About 40 per cent of sepsis patients will die. But for those who survive -- usually with the use of antibiotics -- it had been assumed that most make a full recovery.
Yet this new study in the Journal of the American Medical Association has found that older sepsis patients have a much higher risk of developing a significant mental and physical decline afterward.
The study, led by Dr. Theodore J. Iwashyna, of the University of Michigan Medical School in Ann Arbor, Mich., looked at the medical information from 516 people over age 50 who survived severe sepsis, comparing them to 4,517 older adults hospitalized for other conditions. The average age of survivors at hospitalization was 76.9 years.
The participants were assessed for cognitive problems as well as physical disabilities four years before their illness and then again about eight years afterward.
They found that three out of five of the sepsis patients, or about 60 per cent, experienced worsening cognitive or physical function, or both, after their infection.
Nearly 17 per cent showed signs of moderate to severe cognitive impairment. About 40 per cent of sepsis patients later had trouble walking, and 20 per cent needed assistance with everyday activities, such as going to the grocery store or preparing a meal.
The researchers estimate that sepsis survivors have a threefold increase in life-altering mental declines after surviving sepsis. The patients with no history of sepsis showed no increased risk over the course of the study.
"These data argue that the burden of sepsis survivorship is a substantial, under-recognized public health problem with major implications for patients, families, and the health care system," the researchers write.
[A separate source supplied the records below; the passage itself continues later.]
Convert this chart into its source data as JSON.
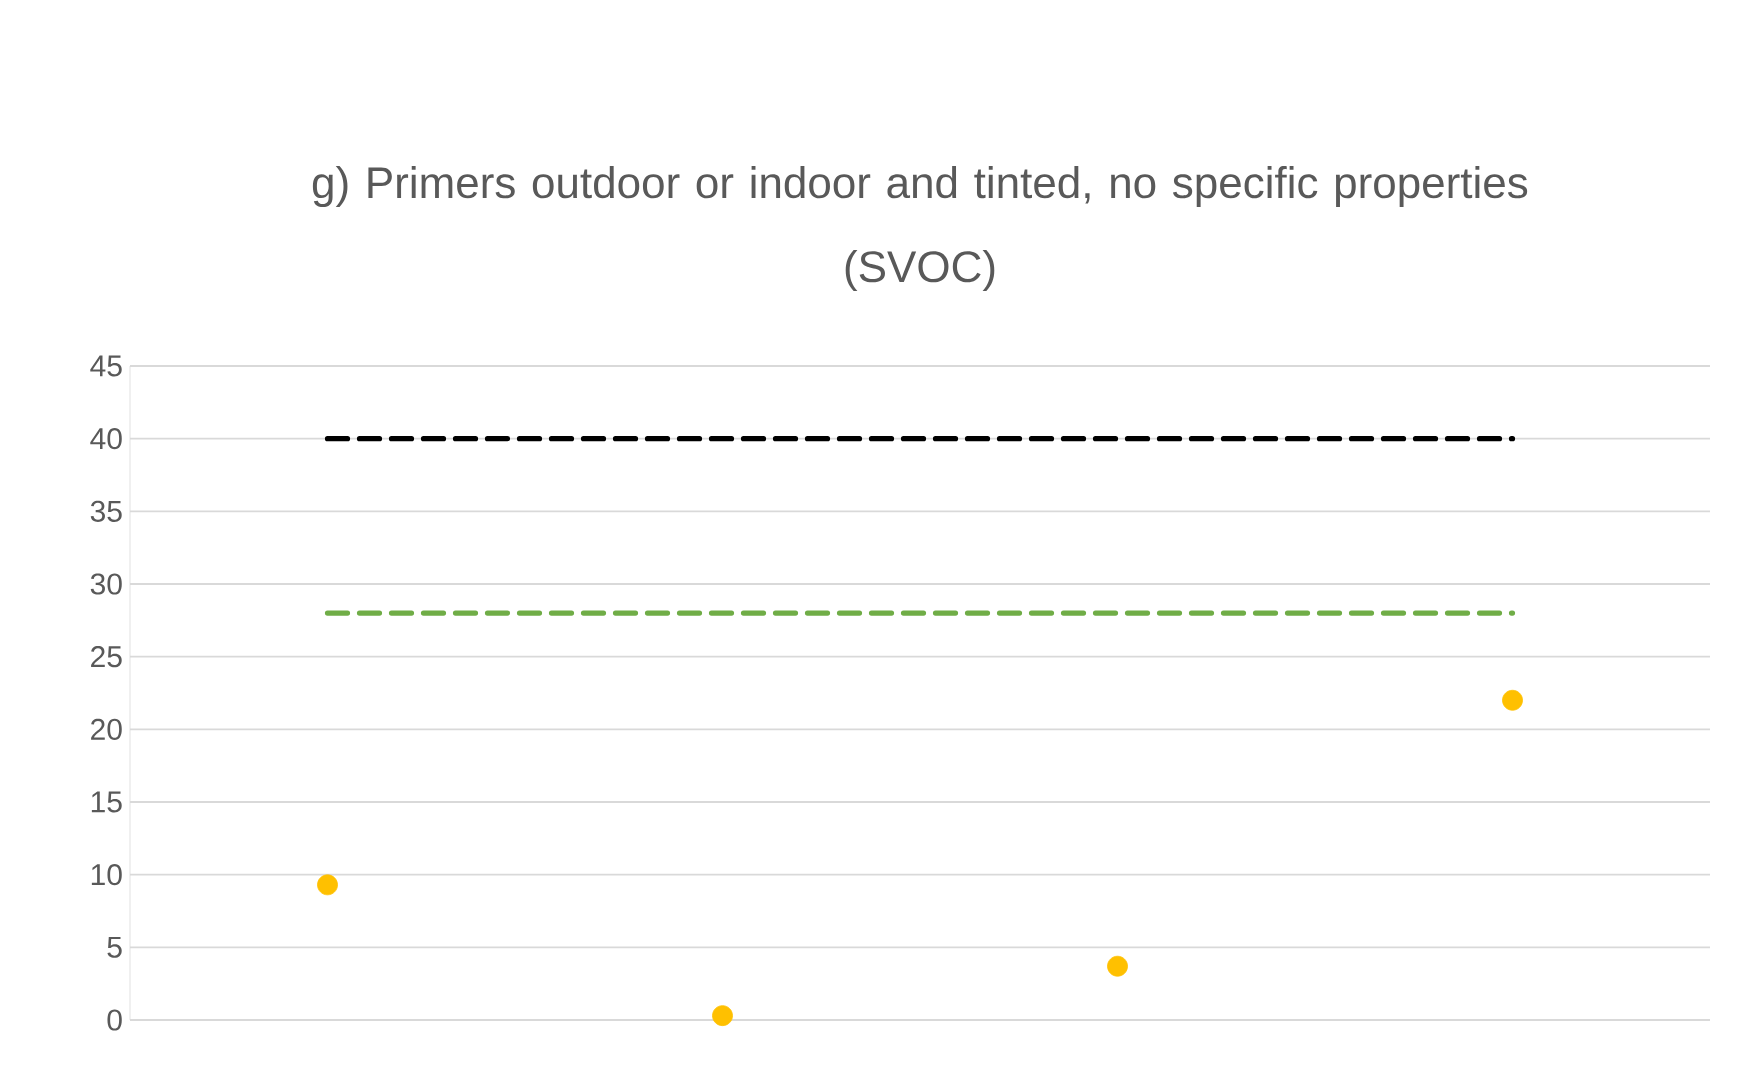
{
  "chart_data": {
    "type": "scatter",
    "title": "g) Primers outdoor or indoor and tinted, no specific properties",
    "subtitle": "(SVOC)",
    "categories": [
      null,
      null,
      null,
      null
    ],
    "series": [
      {
        "type": "line",
        "color": "#000000",
        "values": [
          40,
          40,
          40,
          40
        ],
        "line_style": "dashed",
        "marker": "none"
      },
      {
        "type": "line",
        "color": "#70ad47",
        "values": [
          28,
          28,
          28,
          28
        ],
        "line_style": "dashed",
        "marker": "none"
      },
      {
        "type": "scatter",
        "color": "#ffc000",
        "values": [
          9.3,
          0.3,
          3.7,
          22.0
        ],
        "marker": "circle"
      }
    ],
    "ylim": [
      0,
      45
    ],
    "yticks": [
      0,
      5,
      10,
      15,
      20,
      25,
      30,
      35,
      40,
      45
    ],
    "grid": "y",
    "legend": false,
    "tick_labels": "y"
  }
}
The researchers estimate that sepsis may be responsible for 20,000 new cases of dementia among people aged 65 or older each year in the U.S.
"An episode of severe sepsis, even when survived, may represent a sentinel event in the lives of patients and their families, resulting in new and often persistent disability, in some cases even resembling dementia," they write.
The authors say while they can't prove that the sepsis led to the mental and physical declines they recorded, there are a number of ways that sepsis -- and perhaps its treatment -- could lead to mental and physical decline.
They note that sepsis typically causes a significant drop in blood pressure as well as full body inflammation, both of which could lead to brain damage that leads to decline.
Sepsis patients also frequently become delirious, a state known to be associated with Alzheimer's disease.
"Future research to identify mechanisms leading from sepsis to cognitive impairment and functional disability -— and interventions to prevent or slow these accelerated declines -— is especially important now given the aging of the population," the authors write.